Planning to build your own home or hire someone to build it for you? You may be wondering whether a construction loan is appropriate for your needs. Construction loans can be hard to get, but they’re one way to secure financing so you can build your dream home.
Construction Loan Basics
When you take out a normal mortgage the home you’re buying serves as security for the loan. If you can’t pay back the loan, the bank can take the home as compensation. But with a construction loan, there’s no guarantee that there will be a home for the bank to seize if you default on your loan. That’s why banks are often more reluctant to issue construction loans than they are to issue mortgages. Here are some specifics on how a construction loan works.
Getting a Construction Loan
If you want a construction loan, a solid credit score might not be enough. It will help if you have a history of on-time loan repayment from, say, a previous mortgage, a personal loan or a small business loan.
You’ll also need to present the bank with something that will inspire confidence in your ability to build the home in a timely manner. That means building plans, a budget and a timeline for completion.
If you’re successful in securing a construction loan, you can expect it to carry a higher interest rate than a normal mortgage would because of the increased risk to the lender.
Your construction loan will also come with a set term, and we’re not talking about the 30-year term that most home loans carry. You’ll typically have a loan term of 12 months, during which time the bank assumes that you’ll complete the building of your home.
The bank may also set benchmarks and periodically check up on your progress. That’s because you don’t get a home loan in one lump sum. Instead, you get a new chunk of stage for every step of the construction process.
The Construction/Perm Loan
Some lenders, such as regional banks, offer construction-permanent mortgages. These loans start out like a normal construction loan, disbursed in stages as you complete the home build. You only pay interest on the amount of money you’ve gotten so far, not on the total value of the loan.

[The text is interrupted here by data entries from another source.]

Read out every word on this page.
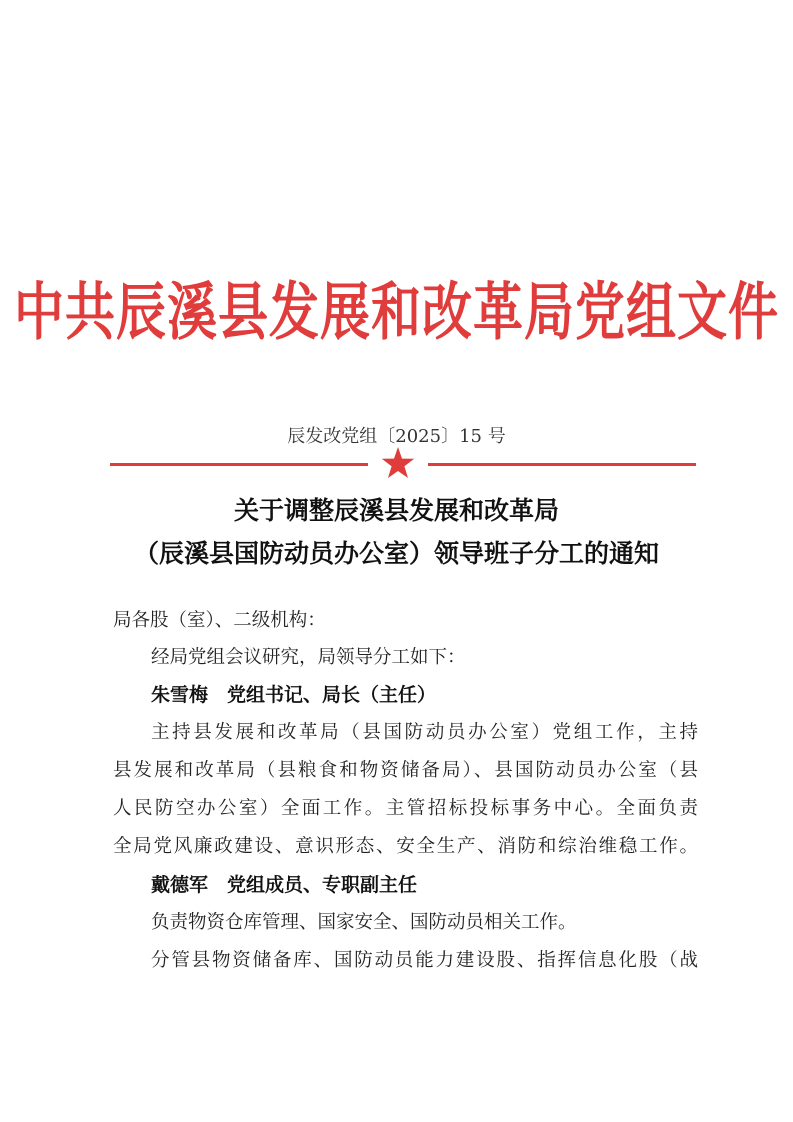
中共辰溪县发展和改革局党组文件
辰发改党组〔2025〕15 号
关于调整辰溪县发展和改革局
（辰溪县国防动员办公室）领导班子分工的通知
局各股（室）、二级机构：
经局党组会议研究，局领导分工如下：
朱雪梅　党组书记、局长（主任）
主持县发展和改革局（县国防动员办公室）党组工作，主持
县发展和改革局（县粮食和物资储备局）、县国防动员办公室（县
人民防空办公室）全面工作。主管招标投标事务中心。全面负责
全局党风廉政建设、意识形态、安全生产、消防和综治维稳工作。
戴德军　党组成员、专职副主任
负责物资仓库管理、国家安全、国防动员相关工作。
分管县物资储备库、国防动员能力建设股、指挥信息化股（战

Once your home is finished, your loan then transitions seamlessly to a regular mortgage. From that time on you’ll pay a combination of both interest and principle as your mortgage amortizes. The key advantage of these loans? They allow borrowers to play just one set of closing costs and complete just one application and underwriting process.
However, that doesn’t mean that no new monies will be due at the time you convert your construction loan to a mortgage. Some costs you might owe at that time include escrow payments for property taxes and homeowners insurance, unpaid interest from the construction phase of your loan and title insurance fees.
Not many people opt for construction loans when they’re thinking moving from renting to owning a home. Most new builds are financed and conducted by larger construction and real estate firms. Some individual homebuyers opt to buy kits or prefab homes that come with built-in financing. If you do choose to pursue a construction loan, it’s important to be realistic about your timetable and budget when applying for financing.